Mary's report says the research was motivated by the fact that little is known about the digital texts that students encounter in their studies and wider personal lives. In fact quite a lot is thought to be known - they are blogging, facebooking, tweeting, YouTubing, MSNing, texting, and illegally downloading music and videos aren't they? This imagined activity is thought to pose a threat to their ability to carry out more traditional study activities like essay-writing. The project has taken the students side in setting out to discover what exactly they do do with technologies when they are being students - an approach owed to its Academic Literacies grounding, characterised by a vigourous resistance to 'deficit' models of student literateness.
The project has looked closely at the digital texts that students in higher education (and foundation degree bits of FE) negotiate and produce, and at the textual practices that surround their study behaviour, and has found that, by and large, they tend to start with what their teachers tell them to do, and then move on from there. They respond, in effect, to an 'institutional mandate' that is in the process of redefining how knowledge is conceptualised in the university. This foregrounds the digitally-mediated, the use of information from commercial and organisational sources, and personal and professional reflective knowing, alongside more traditional subject-based knowledge.
However, the scope and complexity of the practices that they are developing through their use of digital tools is not being fully represented in the products that they submit for marking. (Many of these assignments are still framed in terms of learning outcomes that have generally been associated with academic writing as it is conventionally thought of. In my own contribution to this research I have been exploring the embedding of academic values such as 'critical/logical thinking' and 'use of evidence' in the course descriptions and assignment rubrics that these students are responding to).
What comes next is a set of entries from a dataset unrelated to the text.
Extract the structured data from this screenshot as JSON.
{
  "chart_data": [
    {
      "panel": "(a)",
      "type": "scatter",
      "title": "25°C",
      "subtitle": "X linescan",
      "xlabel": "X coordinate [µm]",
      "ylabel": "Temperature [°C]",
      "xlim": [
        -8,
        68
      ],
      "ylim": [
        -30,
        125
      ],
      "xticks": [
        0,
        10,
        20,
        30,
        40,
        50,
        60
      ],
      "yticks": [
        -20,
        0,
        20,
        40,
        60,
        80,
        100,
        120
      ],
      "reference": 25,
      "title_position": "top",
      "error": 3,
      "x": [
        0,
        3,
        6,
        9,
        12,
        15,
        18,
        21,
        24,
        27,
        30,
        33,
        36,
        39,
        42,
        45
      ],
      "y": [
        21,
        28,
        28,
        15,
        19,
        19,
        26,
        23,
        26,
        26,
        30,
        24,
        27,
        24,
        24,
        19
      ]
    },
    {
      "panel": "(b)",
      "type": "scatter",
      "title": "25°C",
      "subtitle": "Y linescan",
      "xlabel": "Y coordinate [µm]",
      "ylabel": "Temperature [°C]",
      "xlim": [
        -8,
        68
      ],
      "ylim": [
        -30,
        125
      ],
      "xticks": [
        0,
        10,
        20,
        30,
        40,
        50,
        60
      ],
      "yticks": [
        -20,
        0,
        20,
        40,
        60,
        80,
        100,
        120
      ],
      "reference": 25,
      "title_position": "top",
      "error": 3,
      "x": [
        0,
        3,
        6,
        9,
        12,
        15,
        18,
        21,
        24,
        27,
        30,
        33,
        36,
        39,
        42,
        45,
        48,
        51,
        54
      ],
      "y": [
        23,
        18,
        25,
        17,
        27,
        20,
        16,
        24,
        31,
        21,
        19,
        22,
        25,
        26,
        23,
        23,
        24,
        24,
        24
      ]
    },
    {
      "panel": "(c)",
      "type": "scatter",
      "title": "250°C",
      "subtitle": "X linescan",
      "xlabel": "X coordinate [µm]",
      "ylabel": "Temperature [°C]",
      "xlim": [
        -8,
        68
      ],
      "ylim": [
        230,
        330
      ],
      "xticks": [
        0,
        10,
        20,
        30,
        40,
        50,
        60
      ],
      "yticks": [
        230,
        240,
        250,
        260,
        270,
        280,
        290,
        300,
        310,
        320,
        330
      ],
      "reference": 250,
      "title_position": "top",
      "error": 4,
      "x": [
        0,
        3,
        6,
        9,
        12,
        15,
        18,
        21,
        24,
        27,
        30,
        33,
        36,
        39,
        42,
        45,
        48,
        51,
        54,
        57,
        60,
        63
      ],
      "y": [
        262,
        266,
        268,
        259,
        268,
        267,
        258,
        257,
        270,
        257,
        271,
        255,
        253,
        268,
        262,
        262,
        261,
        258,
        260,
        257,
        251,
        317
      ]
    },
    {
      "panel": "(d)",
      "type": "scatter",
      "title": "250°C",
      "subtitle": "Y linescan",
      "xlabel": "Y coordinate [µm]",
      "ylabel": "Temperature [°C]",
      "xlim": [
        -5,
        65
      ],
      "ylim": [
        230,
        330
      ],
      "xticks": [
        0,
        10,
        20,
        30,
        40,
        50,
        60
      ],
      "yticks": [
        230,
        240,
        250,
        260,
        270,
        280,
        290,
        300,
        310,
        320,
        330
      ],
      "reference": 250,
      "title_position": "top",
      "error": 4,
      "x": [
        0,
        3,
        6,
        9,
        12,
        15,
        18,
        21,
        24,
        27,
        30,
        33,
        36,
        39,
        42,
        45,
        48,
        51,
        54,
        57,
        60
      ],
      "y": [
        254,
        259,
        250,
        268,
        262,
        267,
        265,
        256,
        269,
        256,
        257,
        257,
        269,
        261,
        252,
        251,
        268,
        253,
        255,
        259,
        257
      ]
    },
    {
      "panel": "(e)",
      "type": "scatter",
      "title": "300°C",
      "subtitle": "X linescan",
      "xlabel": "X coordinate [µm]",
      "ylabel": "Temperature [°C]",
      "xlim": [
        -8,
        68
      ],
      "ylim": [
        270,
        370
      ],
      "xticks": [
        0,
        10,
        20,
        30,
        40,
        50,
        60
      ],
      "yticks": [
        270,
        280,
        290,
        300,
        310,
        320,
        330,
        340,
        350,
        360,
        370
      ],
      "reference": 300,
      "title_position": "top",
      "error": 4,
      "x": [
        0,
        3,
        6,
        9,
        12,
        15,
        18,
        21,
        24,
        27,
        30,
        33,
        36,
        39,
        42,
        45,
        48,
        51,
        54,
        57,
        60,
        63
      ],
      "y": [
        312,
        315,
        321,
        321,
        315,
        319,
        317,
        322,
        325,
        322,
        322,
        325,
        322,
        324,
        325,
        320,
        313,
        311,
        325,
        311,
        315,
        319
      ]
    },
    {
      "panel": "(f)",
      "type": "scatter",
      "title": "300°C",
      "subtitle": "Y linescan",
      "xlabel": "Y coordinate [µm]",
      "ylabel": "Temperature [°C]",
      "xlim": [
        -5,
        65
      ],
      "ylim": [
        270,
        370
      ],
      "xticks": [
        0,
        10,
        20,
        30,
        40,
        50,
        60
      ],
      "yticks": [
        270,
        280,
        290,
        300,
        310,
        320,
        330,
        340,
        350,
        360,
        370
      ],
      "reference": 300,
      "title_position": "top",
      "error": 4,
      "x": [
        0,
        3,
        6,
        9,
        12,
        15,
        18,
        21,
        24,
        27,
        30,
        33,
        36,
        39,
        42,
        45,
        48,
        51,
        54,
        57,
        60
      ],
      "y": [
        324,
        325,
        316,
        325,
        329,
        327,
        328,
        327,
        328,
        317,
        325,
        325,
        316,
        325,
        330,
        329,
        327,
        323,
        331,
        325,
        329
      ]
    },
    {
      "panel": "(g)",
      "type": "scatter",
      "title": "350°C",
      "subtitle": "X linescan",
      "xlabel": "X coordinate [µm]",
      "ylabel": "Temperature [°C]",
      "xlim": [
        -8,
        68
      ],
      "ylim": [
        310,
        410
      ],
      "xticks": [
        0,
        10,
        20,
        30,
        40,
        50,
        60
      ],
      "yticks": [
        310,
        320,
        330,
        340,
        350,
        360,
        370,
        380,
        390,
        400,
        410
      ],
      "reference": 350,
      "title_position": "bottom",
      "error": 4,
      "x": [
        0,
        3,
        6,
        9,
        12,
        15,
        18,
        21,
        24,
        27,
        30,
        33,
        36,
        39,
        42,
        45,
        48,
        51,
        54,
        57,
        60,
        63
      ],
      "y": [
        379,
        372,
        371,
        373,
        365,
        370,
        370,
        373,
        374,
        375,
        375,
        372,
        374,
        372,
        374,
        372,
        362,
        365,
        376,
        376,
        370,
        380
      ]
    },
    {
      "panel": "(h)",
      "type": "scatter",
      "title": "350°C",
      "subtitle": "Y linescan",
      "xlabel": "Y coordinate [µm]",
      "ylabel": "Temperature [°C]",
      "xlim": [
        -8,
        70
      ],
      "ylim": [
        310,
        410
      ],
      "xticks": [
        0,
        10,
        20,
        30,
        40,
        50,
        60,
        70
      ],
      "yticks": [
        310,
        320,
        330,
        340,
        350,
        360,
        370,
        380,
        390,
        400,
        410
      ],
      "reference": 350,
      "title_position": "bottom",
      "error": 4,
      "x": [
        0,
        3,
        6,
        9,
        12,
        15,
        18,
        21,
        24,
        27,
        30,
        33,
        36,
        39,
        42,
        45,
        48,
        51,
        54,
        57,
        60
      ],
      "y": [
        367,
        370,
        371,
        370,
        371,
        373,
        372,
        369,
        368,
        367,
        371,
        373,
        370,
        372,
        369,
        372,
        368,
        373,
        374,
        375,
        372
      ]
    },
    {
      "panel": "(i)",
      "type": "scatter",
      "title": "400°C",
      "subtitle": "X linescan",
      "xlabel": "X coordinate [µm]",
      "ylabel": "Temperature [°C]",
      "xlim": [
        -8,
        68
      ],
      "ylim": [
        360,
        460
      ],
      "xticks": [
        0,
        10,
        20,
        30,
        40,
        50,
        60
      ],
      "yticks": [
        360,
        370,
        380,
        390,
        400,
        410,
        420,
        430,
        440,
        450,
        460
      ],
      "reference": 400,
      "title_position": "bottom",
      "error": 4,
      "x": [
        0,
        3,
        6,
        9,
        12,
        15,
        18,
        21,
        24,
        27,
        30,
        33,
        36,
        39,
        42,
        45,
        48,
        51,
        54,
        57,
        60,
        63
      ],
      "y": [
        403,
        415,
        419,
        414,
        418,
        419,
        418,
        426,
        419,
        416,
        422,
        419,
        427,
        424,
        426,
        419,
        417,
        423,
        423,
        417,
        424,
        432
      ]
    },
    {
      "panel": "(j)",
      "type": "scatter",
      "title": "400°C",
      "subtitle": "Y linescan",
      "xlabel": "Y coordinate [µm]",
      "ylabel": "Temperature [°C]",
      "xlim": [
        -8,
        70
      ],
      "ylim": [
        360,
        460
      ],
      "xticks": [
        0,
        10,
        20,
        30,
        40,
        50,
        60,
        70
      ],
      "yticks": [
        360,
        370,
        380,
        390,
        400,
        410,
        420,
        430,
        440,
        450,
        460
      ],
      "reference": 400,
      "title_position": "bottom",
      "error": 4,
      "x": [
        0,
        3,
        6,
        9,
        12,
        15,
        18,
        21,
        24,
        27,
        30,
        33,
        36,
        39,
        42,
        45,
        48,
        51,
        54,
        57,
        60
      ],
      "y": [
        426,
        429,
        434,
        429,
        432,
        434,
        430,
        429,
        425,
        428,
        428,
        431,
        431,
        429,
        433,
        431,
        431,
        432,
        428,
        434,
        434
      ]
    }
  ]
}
Not everything digital that is institutionally mandated is taken up. The project finds evidence of students resisting engagement with university virtual discussion environments, and sidestepping procedural aspects of academic acountability such as the competion of Personal Development templates.
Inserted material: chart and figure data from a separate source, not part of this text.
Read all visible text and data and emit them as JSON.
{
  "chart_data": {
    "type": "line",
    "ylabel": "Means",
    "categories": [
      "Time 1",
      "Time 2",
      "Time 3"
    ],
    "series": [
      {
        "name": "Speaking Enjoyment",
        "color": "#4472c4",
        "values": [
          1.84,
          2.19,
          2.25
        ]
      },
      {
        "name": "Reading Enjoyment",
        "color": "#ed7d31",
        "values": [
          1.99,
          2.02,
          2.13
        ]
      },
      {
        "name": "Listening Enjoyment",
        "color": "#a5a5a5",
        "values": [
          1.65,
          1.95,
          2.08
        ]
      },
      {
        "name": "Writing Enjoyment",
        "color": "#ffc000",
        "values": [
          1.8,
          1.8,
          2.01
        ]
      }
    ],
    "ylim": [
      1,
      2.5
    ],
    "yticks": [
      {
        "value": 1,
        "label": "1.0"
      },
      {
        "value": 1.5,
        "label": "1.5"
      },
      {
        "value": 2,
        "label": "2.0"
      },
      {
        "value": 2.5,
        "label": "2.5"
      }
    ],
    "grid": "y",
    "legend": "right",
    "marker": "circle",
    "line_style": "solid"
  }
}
The report concludes by highlighting the mutability of texts in digital form and the implications of this for approaches to teaching and learning that are still focused on the assessment of final, submitted, products. This emphasis on the textual dimensions of practice is contrasted with perspectives that focus on the technologies and the skills element of practice. The textual lens will remain robust even in the face of the inevitable changes in the tools and technical practices that institutions of higher education adopt as the digital age develops.